Staying Power: 10 Stunning Photographs Of Black British Experience At The V&A

Take a look at these 10 amazing images from the V&A's new photography exhibition focusing on Black-British identity, through style, culture, beauty & reportage.

Take a look at these 10 amazing images from the V&A's new photography exhibition focusing on Black-British identity, through style, culture, beauty & reportage.

The black British experience goes back at least 2,000 years – when legionaries from Africa settled here – and has always been part of Britain’s cultural dynamism. But if you look for evidence of this in our museums, you’ll sometimes be disappointed.

Over the past decade, however, London’s V&A has been working to fix this. The V&A was the first museum to collect photography as an art form, and it now has more than half a million photographs in its collection. Many of these tell the story of black British art and culture, but they’ve never been gathered into one collection – until now, along with fantastic new Lottery funded acquisitions. The V&A has teamed up with Brixton-based Black Cultural Archives to present ‘Staying Power’, a striking display of more than 50 photographs from the 1950s to the 1990s – a period when black Britons transformed the nation’s music, art, fashion and youth scenes.
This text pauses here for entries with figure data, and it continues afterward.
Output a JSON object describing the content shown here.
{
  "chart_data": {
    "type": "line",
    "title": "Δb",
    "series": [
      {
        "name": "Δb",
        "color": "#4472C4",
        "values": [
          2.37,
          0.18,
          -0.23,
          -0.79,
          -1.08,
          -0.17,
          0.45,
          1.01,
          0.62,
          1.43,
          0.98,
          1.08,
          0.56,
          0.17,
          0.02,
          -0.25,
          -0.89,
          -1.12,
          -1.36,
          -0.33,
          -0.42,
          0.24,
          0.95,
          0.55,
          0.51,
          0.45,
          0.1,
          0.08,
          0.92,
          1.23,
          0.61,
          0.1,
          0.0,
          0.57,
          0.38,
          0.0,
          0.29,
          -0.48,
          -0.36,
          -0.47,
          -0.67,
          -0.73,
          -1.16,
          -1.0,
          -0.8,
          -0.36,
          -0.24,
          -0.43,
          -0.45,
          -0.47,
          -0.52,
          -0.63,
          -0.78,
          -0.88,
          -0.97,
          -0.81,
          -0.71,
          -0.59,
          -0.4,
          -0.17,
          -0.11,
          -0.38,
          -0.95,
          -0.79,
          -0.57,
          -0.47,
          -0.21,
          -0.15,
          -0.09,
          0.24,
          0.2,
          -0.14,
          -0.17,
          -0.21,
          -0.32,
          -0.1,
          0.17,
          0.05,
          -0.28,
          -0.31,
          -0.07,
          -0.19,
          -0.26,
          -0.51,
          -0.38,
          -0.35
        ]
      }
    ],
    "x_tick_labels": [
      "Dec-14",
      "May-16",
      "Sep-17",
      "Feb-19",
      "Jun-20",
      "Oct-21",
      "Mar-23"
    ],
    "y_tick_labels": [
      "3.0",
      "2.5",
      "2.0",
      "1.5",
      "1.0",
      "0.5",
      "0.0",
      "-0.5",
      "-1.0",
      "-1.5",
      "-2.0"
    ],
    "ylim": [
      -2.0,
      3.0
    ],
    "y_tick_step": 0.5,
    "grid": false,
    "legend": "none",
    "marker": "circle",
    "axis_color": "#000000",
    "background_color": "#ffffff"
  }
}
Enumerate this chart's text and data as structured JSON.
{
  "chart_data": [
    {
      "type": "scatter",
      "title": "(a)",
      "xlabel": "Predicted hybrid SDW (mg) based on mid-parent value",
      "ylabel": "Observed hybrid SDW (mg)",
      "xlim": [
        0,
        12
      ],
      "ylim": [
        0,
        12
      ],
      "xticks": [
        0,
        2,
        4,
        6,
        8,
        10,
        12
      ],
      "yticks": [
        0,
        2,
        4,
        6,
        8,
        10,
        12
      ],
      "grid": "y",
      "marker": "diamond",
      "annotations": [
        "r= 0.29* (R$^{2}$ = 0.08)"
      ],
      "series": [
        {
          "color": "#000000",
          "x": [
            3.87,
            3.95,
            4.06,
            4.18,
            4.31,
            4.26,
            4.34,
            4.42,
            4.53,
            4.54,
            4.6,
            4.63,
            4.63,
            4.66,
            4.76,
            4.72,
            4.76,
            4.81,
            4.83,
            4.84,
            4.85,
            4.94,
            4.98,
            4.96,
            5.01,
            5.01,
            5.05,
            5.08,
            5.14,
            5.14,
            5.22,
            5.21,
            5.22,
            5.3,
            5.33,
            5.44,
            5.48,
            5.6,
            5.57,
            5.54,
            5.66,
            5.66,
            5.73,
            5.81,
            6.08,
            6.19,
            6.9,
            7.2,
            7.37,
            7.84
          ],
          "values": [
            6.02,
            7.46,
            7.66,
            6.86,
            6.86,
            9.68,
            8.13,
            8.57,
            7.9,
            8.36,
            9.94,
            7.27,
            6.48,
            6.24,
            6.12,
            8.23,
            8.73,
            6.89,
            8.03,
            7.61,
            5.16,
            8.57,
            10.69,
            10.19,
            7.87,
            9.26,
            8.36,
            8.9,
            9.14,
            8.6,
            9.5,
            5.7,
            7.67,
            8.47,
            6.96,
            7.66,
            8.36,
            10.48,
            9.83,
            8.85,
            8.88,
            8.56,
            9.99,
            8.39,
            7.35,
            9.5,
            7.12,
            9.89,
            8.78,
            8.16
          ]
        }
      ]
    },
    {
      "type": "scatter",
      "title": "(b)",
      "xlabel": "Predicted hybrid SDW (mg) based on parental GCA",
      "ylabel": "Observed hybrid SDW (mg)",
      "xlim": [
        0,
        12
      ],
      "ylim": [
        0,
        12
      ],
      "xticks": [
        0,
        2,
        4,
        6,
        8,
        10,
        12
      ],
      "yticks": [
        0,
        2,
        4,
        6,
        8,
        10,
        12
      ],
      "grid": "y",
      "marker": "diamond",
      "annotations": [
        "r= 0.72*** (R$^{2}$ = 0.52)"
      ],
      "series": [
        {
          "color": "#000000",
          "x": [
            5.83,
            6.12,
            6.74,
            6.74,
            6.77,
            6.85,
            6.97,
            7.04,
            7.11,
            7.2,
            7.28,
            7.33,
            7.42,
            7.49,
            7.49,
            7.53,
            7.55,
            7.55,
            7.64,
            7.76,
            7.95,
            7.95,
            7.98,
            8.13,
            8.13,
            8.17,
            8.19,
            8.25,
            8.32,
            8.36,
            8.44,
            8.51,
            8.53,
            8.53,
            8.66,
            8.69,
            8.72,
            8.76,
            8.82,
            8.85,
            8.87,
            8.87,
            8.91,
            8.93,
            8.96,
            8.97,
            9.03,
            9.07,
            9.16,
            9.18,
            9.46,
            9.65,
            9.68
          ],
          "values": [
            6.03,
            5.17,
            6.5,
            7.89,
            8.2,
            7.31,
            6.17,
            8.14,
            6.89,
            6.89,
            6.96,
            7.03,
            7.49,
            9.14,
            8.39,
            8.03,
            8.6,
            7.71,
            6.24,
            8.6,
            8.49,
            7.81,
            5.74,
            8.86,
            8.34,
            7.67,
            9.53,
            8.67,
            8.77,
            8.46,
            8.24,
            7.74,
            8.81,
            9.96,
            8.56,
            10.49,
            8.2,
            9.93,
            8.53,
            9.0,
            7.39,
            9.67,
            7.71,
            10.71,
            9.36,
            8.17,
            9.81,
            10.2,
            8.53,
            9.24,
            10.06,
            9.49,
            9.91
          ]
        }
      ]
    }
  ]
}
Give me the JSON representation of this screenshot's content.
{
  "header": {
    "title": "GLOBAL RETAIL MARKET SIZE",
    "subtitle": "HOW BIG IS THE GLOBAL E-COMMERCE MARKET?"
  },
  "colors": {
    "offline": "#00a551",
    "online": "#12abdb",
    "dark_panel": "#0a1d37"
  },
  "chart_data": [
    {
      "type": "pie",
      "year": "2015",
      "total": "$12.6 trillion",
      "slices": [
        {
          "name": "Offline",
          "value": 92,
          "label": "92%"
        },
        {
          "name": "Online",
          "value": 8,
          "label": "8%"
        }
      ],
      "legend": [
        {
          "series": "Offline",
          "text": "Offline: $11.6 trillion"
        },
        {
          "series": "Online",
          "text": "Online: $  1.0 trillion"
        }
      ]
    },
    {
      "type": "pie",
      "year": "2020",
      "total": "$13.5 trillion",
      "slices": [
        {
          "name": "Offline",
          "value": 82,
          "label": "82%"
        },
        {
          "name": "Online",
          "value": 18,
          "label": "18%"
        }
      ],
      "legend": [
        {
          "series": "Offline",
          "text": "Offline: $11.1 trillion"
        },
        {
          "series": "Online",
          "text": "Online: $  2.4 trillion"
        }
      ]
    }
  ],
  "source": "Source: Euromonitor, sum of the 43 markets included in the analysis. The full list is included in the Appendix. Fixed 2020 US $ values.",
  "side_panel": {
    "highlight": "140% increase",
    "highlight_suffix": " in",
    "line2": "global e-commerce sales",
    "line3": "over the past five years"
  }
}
There are some fantastic finds. The black-and-white series ‘On A Good Day’, by American photographer Al Vandenberg (who studied with Richard Avedon), stops random black Londoners on the street for impromptu portraits, resplendent in the street styles of the day. Then there are shots by rock photographer Dennis Morris, a close friend of Bob Marley and the Sex Pistols. You’ll also find images from multicultural post-war Notting Hill, and the vibrant reggae, soul and hip-hop scenes of the 1980s. There are dandies, beauty queens, campaigners and kids.

To complement the exhibition, Black Cultural Archives has collected oral histories from the photographers, their subjects and their relatives. These will be at the Heritage Centre in Brixton during the V&A’s ‘Staying Power’ exhibition, until 30 June.

The V&A display runs until May 24th.

Armet Francis. Self-Portrait in Mirror, London, 1964.

Al Vandenberg. From the series On a Good Day, 1970s.

Al Vandenberg. High Street Kensington, from the series On A Good Day, 1970s

James Barnor. Wedding Guests in London, 1960s.

Charlie Phillips. Notting Hill Couple, 1967.

Neil Kenlock. A young girl speaking on her parents' telephone, 1970s

J D Okhai Ojeikere. From the series Headties, Nigeria 2004

J D Okhai Ojeikere. Beri Beri from the series Hairstyles, Nigeria 1974.